Like the thyroid, the parathyroid is a group of neck glands (four total) that produces hormones essential to regulating the body’s functions – in this case, the amount of calcium in the blood. When the glands produce an overabundance of parathyroid hormone, the result is too much calcium, a condition known as hyperparathyroidism. This is often caused by an adenoma, a type of benign tumor. Minor cases may be dealt with medically, but parathyroid surgery is often recommended.
Types of Parathyroid Surgeries
Whether to proceed with parathyroid surgery depends on a number of factors including the patient’s age, how much calcium is in the blood and the extent of symptoms.
There are several different procedures for surgical removal of the parathyroid glands. The approach utilized depends on which glands are affected.
The patient receives a general anesthetic, and the surgeon makes an incision in the neck to examine the glands and determine which ones require removal.
In a minimally invasive parathyroidectomy, the diseased glands are removed through a small slit in the neck. A video-assisted parathyroidectomy utilizes two small cuts – one for surgical instruments, the other for a tiny camera that helps the surgeon view the area. An endoscopic parathyroidectomy is similar, but involves two or three incisions in the front of the neck and another above the breastbone to minimize scarring and speed up recovery time.

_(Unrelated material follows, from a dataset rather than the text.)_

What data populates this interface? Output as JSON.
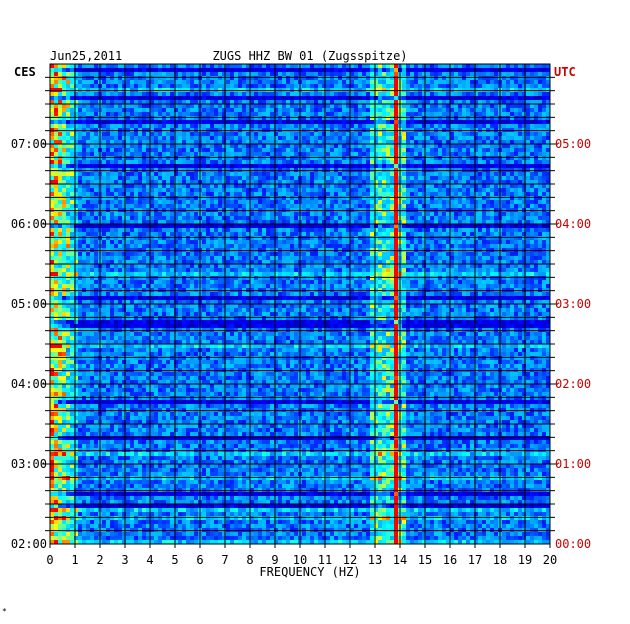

A follow-up visit is necessary to ensure calcium levels are under control. In some cases, additional surgeries may be needed.
Parathyroid Surgery Risks
All surgeries involve some degree of risk, such as bleeding, infection and reactions to anesthesia. Parathyroid surgery could cause injury to the thyroid gland and vocal cords or cause breathing problems. In addition, patients are at risk for hypocalcemia, a condition in which calcium levels drop too low. Fortunately, this is easily treatable.